Here’s a political battle line we didn’t anticipate. Maybe it’s not so political as it is ideological — which might be an exception in Pennsylvania.

Philadelphia District Attorney Seth Williams stridently disagrees with Gov. Tom Wolf’s moratorium on the death penalty. Williams filed a lawsuit with the state Supreme Court on Wednesday, five days after Wolf said he would issue reprieves at least until he receives a report from a legislative commission that has been studying the issue since 2011.

To political observers, the dust-up developing between governor and prosecutor could become significant. Both are Democrats. And with Pennsylvania Attorney General Kathleen Kane mired in controversy and under investigation for grand jury leaks, Williams might be considered Pennsylvania’s most prominent untarnished prosecutor.

The case raised in Williams’ filing involves Terrance Williams, who was convicted of the 1984 robbing and fatal tire-iron beating of another man. Since then, his death sentence has been fought in state and federal courts.

Terrance Williams’ execution had been scheduled for March 4, but Pennsylvania death row inmates have routinely been able to win delays, with the state’s last execution carried out in 1999.

There’s no reason to believe Terrance Williams would not have won another delay of his March 4 execution — that would have been business as usual. But Wolf’s declaration of a moratorium negates any reason for Williams to seek a reprieve — for now. The governor has already given it to him.

Seth Williams’ lawsuit changes the stakes, however. It puts the onus on the governor to justify an action he probably did not have to take, and now Wolf must prove he exercised a legitimate executive power.

That’s no slam dunk. A weekend editorial in the Lebanaon Daily News emphasized: “Wolf has circumvented a standing law of Pennsylvania, stretching the executive power of his office beyond that of both existing legislation and judicial decisions made over which he should have no say.”

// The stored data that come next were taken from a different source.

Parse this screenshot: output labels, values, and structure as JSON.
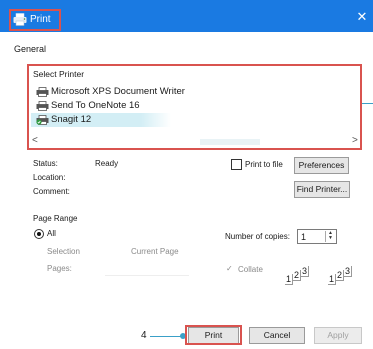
{
  "window": {
    "title": "Print",
    "close_glyph": "✕"
  },
  "tab": "General",
  "select_printer": {
    "label": "Select Printer",
    "printers": [
      "Microsoft XPS Document Writer",
      "Send To OneNote 16",
      "Snagit 12"
    ],
    "selected": "Snagit 12",
    "scroll_left": "<",
    "scroll_right": ">"
  },
  "status": {
    "status_label": "Status:",
    "status_value": "Ready",
    "location_label": "Location:",
    "comment_label": "Comment:",
    "print_to_file_label": "Print to file",
    "print_to_file_checked": false,
    "preferences_button": "Preferences",
    "find_printer_button": "Find Printer..."
  },
  "page_range": {
    "label": "Page Range",
    "all_label": "All",
    "selection_label": "Selection",
    "current_page_label": "Current Page",
    "pages_label": "Pages:",
    "pages_value": ""
  },
  "copies": {
    "label": "Number of copies:",
    "value": "1",
    "collate_label": "Collate",
    "collate_checked": true
  },
  "footer": {
    "step_number": "4",
    "print_button": "Print",
    "cancel_button": "Cancel",
    "apply_button": "Apply"
  },
  "colors": {
    "titlebar": "#1a7ae2",
    "highlight": "#d9534f",
    "callout": "#3aa0c8",
    "selection": "#d3eef5"
  }
}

Uncertainty has evolved into the primary argument against capital punishment. Modern science, specifically the DNA test, has proved the innocence of some death-row inmates both here and in other states.

But opponents of the death penalty need to note the irony of their argument — that DNA testing can just as accurately remove all doubt of a convict’s guilt, thus negating their primary argument against justified executions.

By declaring a moratorium, Gov. Wolf attempted to circumvent the criminal justice system along with state and federal law. Seth Williams’ lawsuit pulls the issue back into court, where it belongs.

Wolf professes to be an agent of open government. He should, therefore, have little trouble defending his opinion there.